Verweren ten aanzien van de strafbaarheid
Standpunt verdediging
De raadsvrouw heeft aangevoerd dat de verdachte ten aanzien van het onder 2 primair bewezen verklaarde een beroep op noodweer dan wel noodweerexces toekomt. De raadsvrouw heeft hiertoe – kort gezegd – het volgende aangevoerd.
[medeverdachte] heeft geschoten als reactie omdat op hem werd geschoten. Ter ondersteuning van de stelling heeft de raadsvrouw erop gewezen dat [slachtoffer 1] in het bezit was van een vuurwapen en dat uit een audiofragment en foto’s van schade aan de auto waarin de verdachte en [medeverdachte] zaten volgt dat er op de verdachte en [medeverdachte] is geschoten. De raadsvrouw heeft toegelicht dat uit het audiofragment volgt dat er 13 keer is geschoten en dat [medeverdachte] heeft geschoten met een Glock waarbij bij het schieten hulzen worden weggeworpen. Op de plaats delict zijn zes hulzen gevonden. Dat betekent dat [medeverdachte] zes keer heeft geschoten en de overige schoten afkomstig moeten zijn uit een ander vuurwapen, dat geen hulzen verschiet.
Standpunt officier van justitie
De officier van justitie heeft – kort gezegd - betoogd dat niet aannemelijk is geworden dat sprake was van een noodweersituatie, zodat het beroep op noodweer faalt.
Oordeel Gerecht
Het Gerecht acht de feiten en omstandigheden die de verdediging aan het verweer ten grondslag heeft gelegd, niet aannemelijk geworden.

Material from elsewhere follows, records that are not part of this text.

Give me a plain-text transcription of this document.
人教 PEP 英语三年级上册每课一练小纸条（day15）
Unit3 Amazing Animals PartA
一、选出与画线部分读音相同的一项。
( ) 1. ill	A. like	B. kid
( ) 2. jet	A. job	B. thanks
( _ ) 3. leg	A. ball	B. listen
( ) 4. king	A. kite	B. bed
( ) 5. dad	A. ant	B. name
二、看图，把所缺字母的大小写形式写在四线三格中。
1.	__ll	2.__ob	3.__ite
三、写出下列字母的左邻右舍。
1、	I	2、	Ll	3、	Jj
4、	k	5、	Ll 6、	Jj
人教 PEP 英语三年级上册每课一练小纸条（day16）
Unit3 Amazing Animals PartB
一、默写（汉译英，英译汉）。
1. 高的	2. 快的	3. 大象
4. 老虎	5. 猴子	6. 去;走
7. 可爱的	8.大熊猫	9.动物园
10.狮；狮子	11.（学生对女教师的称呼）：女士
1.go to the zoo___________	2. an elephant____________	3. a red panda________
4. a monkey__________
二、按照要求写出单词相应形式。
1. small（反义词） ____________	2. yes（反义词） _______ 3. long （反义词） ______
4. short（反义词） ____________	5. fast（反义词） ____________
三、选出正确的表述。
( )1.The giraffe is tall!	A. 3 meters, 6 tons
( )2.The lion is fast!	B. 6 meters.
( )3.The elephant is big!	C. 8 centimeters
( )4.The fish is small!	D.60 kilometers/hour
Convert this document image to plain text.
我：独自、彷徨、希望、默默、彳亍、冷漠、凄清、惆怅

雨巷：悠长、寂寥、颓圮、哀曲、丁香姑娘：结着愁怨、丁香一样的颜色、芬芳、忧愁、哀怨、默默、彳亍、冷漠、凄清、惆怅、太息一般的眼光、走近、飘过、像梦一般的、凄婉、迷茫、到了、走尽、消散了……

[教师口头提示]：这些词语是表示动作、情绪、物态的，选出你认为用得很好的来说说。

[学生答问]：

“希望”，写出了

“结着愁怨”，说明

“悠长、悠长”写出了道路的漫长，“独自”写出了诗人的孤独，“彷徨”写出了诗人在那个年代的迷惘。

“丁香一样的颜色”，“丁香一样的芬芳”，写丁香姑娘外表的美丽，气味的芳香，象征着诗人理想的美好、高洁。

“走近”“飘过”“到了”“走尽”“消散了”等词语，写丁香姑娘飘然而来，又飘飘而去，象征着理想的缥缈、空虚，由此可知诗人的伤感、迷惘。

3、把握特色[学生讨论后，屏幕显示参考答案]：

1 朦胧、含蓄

Daartoe overweegt het Gerecht allereerst dat zowel [slachtoffer 3], [slachtoffer 2], [getuige 1] als [getuige 2] hebben verklaard dat [medeverdachte] degene was die begon met schieten [18] . Het Gerecht acht deze verklaringen betrouwbaar omdat deze op elkaar aansluiten, kort na het incident zijn afgelegd, gedetailleerd zijn en steun vinden in de overige bewijsmiddelen.
Voorts overweegt het Gerecht dat het audiofragment en de schade aan de Suzuki Swift evenmin aannemelijk maken dat eerst door [slachtoffer 1] en/of [slachtoffer 2] is geschoten en dat [medeverdachte] als reactie daarop heeft teruggeschoten.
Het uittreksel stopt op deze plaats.